Saturday, March 18, 2017

Three Networking features AWS should support

AWS is continuously enhancing and adding new features. However, a number of fundamental networking features have been discussed for a while, based on recent interactions with AWS team, still not on roadmap.

Here are three of those features high on my list, and why.

1. Multi-Path Routing (ECMP)
Currently, AWS routing table does not allow multiple routes to the same destination. For example, I can only define my default route in a private route table to a single destination (which can be a single point of failure).
If ECMP is supported, user will have a lot of load sharing and resiliency options. For example, I can define multiple default route to point to redundant load sharing gateways in multiple zones.

However, user still needs to keep those route up to date if the target instances changes. This can be done by keeping the ENI persistent and reattaching to new instances, or trigger lambda to update routes when instance refreshes

2. ELB as Route Table target
Supporting load balancer as a routing target may not seem natural as a network solution, there needs to be internal implementation that forward traffic to resolved load balancer and instances behind them.
This type of capability will allow user to fully benefit from the scalability and resiliency of load balancer, and have "native" high availability without the need for a self-maintained layer of lambda checks and actions.
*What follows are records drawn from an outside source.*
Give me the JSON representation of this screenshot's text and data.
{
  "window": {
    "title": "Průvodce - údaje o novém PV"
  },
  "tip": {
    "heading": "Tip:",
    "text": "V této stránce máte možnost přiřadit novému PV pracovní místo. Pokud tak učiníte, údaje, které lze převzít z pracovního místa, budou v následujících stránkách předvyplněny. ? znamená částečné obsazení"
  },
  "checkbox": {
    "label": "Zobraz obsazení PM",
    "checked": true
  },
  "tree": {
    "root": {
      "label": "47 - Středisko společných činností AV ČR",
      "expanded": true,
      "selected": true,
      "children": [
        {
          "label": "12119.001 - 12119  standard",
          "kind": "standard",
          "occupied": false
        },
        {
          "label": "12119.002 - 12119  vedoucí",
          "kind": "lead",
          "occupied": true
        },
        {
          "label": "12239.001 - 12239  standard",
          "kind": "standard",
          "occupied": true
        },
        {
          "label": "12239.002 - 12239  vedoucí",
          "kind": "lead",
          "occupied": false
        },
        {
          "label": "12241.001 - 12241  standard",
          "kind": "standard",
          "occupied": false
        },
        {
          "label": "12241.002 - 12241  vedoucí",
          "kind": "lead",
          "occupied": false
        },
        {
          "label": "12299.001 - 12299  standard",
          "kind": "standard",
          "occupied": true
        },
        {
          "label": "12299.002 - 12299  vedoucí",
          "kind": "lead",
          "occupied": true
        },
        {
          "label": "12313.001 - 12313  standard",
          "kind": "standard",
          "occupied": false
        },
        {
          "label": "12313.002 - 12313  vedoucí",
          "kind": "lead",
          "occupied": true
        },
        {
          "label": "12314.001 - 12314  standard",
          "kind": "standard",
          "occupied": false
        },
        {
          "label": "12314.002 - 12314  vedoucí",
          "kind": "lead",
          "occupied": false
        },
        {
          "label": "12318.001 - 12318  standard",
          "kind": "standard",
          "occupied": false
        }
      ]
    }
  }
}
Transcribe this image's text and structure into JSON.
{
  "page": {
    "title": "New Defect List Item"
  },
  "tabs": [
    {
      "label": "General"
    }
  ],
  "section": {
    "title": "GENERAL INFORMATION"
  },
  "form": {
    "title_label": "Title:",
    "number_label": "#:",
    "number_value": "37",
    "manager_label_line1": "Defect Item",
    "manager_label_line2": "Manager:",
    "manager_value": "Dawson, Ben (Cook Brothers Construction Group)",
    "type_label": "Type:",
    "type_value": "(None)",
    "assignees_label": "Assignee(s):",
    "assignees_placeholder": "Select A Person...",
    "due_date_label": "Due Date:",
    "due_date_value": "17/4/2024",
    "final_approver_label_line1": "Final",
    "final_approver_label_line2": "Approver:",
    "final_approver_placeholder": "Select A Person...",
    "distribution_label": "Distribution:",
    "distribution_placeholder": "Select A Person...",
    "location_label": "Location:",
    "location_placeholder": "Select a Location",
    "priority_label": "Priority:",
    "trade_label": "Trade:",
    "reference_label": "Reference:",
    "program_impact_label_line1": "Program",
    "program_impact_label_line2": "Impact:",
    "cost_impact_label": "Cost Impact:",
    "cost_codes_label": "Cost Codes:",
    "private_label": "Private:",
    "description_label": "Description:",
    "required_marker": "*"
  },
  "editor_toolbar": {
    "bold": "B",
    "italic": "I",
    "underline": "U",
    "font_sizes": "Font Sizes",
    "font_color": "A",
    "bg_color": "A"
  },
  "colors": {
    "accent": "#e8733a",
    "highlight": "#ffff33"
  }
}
An example that this can be done can be found with Azure, User Defined Route (UDR) can point to Azure Load Balancer (ALB), this enables route table to send traffic to a cluster of gateway nodes behind of load balancer, which leads to simple and elegant resiliency.

3. Native Transit VPC
In large scale enterprise use of AWS, as the number of VPCs go up, transit VPC can really help to scale by consolidating connectivity. Currently, there is a Cisco CSR based solution. But any third party appliances would require maintenance overhead, and introduce bottlenecks.

The ideal solution would be AWS enabled transit, to allow user to self define, much like peering connections.

I hope the these requirements are echoed by user communities.